Core resources required to treat B-cell lymphoma in low- and middle income countries

Management of tumor lysis syndrome: Tumor lysis syndrome is a frequent problem in patients with advanced stage BL and can lead to severe electrolyte abnormalities, renal failure, and death. Frequent clinical and laboratory monitoring is essential but difficult to ensure in the setting of limited staffing. The use of allopurinol, intravenous hydration, and involvement of caretakers in monitoring urine output has been suggested as a feasible approach to the management of this complication.

Future directions

Improvements in supportive care are key to better survival. Currently almost one-third of those on protocols of moderate intensity succumb to treatment related complications. As in AML, broad spectrum antibiotics and antifungal drugs must be available in addition to growth factor support.

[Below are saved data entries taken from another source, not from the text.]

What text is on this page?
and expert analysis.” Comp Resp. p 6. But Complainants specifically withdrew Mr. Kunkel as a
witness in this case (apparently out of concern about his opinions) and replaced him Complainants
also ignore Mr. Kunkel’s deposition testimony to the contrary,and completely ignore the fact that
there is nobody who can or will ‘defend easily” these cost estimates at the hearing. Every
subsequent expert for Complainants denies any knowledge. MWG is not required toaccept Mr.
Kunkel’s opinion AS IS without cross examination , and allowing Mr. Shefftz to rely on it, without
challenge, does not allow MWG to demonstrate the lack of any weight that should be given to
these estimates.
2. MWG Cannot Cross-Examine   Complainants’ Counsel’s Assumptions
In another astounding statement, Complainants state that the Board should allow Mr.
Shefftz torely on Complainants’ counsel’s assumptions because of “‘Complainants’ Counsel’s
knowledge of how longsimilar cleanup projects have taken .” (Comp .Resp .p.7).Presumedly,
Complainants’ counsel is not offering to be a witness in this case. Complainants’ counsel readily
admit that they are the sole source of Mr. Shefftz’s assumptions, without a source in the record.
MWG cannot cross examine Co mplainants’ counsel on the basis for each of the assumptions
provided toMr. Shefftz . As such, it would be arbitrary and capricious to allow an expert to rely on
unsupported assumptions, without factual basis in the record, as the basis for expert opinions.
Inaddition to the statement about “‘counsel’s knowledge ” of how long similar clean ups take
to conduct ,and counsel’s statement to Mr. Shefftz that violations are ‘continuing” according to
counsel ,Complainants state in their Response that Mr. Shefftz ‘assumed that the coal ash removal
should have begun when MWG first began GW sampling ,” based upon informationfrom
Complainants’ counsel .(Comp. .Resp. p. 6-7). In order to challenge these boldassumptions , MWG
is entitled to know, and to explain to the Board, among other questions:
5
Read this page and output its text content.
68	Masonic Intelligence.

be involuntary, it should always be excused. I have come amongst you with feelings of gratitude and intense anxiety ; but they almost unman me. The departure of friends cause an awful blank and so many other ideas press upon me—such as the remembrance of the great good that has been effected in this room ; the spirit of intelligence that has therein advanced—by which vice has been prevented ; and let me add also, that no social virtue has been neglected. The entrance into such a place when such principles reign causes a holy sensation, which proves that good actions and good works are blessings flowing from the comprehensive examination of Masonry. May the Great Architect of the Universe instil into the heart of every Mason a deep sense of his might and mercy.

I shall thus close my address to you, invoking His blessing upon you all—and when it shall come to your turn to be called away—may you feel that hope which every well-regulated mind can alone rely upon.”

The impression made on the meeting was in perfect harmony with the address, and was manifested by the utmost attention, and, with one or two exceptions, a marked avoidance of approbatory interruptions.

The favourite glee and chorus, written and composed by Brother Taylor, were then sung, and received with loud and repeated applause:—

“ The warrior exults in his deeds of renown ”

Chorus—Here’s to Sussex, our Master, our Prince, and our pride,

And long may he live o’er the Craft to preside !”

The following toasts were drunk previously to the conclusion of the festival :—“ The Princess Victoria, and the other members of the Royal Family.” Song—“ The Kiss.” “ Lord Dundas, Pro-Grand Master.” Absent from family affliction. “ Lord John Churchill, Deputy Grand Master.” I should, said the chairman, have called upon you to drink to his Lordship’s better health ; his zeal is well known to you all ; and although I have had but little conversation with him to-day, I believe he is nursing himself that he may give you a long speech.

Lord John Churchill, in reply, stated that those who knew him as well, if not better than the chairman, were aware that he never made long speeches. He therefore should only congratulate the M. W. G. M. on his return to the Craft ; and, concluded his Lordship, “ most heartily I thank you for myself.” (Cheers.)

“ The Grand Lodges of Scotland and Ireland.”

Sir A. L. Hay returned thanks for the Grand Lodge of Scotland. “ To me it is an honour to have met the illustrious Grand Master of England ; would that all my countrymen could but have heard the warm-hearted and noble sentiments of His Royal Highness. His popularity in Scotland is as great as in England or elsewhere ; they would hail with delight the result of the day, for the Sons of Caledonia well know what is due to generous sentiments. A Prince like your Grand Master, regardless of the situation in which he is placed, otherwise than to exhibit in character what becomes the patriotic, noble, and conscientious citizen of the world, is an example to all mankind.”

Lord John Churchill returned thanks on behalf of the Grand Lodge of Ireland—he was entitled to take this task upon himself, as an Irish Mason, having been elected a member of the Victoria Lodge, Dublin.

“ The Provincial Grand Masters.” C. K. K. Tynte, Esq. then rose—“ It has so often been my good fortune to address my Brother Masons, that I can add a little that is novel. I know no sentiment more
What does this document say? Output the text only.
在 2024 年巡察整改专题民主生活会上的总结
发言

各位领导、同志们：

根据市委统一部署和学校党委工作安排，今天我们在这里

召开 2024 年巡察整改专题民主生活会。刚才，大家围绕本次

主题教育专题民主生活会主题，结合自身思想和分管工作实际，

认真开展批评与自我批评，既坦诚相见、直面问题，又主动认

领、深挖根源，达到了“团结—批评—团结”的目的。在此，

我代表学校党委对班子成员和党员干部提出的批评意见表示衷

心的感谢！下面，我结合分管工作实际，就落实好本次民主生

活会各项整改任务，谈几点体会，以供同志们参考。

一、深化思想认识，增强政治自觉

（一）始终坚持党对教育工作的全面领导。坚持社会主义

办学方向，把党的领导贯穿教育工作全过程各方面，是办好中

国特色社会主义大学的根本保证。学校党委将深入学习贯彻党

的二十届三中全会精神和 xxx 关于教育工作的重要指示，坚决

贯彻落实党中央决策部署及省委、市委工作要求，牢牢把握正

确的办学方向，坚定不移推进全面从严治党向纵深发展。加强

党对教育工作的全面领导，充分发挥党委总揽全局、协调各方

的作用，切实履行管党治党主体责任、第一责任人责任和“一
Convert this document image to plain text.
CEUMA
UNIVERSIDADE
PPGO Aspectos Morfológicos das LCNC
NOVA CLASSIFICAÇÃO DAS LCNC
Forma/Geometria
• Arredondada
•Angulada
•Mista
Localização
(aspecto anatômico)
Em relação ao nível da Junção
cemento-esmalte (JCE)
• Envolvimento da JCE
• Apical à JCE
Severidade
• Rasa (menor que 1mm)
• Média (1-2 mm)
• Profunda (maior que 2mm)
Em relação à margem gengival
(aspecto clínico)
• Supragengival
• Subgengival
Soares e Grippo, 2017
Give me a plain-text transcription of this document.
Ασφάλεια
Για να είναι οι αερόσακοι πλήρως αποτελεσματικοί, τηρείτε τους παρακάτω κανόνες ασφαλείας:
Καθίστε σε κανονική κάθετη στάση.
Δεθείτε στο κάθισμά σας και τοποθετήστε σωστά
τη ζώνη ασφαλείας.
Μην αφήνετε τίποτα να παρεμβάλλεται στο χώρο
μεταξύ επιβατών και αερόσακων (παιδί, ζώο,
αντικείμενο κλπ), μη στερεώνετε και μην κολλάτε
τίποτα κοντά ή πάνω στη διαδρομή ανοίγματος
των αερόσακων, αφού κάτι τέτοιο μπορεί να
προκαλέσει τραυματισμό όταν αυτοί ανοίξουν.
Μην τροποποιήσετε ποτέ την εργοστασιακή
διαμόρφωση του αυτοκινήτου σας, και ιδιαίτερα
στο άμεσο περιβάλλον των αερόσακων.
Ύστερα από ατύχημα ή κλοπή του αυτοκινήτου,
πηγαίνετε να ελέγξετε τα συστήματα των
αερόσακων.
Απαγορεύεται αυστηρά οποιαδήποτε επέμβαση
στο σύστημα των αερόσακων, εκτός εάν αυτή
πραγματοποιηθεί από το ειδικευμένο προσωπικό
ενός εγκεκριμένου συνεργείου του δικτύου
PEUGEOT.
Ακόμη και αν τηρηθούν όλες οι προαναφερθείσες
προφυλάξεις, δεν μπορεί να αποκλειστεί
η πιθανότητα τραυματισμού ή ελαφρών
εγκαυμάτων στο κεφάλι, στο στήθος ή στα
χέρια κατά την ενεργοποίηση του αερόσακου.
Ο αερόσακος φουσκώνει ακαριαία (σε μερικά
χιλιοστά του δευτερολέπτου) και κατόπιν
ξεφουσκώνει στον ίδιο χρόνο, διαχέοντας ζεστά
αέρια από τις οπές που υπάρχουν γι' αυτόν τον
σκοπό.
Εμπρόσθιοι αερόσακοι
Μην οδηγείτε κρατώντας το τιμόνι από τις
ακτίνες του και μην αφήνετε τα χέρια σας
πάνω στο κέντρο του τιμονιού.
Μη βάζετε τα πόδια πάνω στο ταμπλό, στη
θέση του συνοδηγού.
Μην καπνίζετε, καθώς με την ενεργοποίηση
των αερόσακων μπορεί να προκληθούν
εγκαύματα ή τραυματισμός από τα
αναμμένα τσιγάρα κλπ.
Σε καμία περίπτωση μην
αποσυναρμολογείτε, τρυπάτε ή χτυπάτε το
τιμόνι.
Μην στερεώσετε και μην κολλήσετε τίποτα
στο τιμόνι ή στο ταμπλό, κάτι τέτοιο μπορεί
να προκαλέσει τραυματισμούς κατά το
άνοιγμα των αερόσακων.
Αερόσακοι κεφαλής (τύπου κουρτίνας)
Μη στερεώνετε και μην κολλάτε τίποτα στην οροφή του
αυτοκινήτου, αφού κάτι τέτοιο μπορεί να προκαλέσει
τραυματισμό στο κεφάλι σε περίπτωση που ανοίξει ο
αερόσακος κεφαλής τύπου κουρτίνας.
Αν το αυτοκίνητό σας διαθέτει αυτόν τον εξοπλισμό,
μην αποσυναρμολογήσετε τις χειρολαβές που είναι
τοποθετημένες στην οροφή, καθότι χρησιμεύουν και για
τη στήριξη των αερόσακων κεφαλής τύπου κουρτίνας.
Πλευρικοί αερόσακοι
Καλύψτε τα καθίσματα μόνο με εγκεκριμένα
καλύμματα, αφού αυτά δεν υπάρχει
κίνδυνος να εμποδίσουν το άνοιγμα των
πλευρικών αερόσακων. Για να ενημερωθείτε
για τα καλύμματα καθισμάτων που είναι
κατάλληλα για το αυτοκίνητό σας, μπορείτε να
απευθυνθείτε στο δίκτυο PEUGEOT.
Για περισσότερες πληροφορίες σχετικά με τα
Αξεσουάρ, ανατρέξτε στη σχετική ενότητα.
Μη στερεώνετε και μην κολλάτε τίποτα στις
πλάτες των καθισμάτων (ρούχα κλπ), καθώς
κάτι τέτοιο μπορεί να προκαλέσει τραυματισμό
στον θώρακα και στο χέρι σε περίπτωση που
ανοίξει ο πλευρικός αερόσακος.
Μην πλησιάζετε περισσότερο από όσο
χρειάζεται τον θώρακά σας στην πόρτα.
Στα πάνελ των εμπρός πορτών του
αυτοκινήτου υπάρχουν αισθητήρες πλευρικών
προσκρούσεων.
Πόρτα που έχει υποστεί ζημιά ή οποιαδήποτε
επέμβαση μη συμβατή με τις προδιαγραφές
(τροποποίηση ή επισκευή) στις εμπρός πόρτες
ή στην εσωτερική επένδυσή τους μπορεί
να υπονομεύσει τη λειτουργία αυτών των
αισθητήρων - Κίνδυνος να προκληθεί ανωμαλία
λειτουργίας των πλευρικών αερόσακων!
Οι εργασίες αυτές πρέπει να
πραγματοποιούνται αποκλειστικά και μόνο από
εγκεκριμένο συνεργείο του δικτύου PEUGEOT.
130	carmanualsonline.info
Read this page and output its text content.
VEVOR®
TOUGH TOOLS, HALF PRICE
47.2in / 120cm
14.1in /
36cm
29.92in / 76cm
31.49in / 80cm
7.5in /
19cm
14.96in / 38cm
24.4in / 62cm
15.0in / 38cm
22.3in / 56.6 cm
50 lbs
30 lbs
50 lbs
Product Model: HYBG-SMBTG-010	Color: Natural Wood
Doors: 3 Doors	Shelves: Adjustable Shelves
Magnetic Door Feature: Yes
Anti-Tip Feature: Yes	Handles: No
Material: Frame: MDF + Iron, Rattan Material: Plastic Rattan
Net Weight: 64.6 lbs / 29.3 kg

Rituximab, a monoclonal antibody directed against the CD20 antigen found on mature B cells, has been incorporated into many B-cell lymphoma regimens in HICs. It has been shown repeatedly to improve survival in adults but definitive evidence assessing its role in pediatric B-cell lymphomas is lacking. It is expensive and requires close monitoring during administration but may allow for incremental improvement in DFS when combined with the less intense regimens often used in LMICs for these diseases.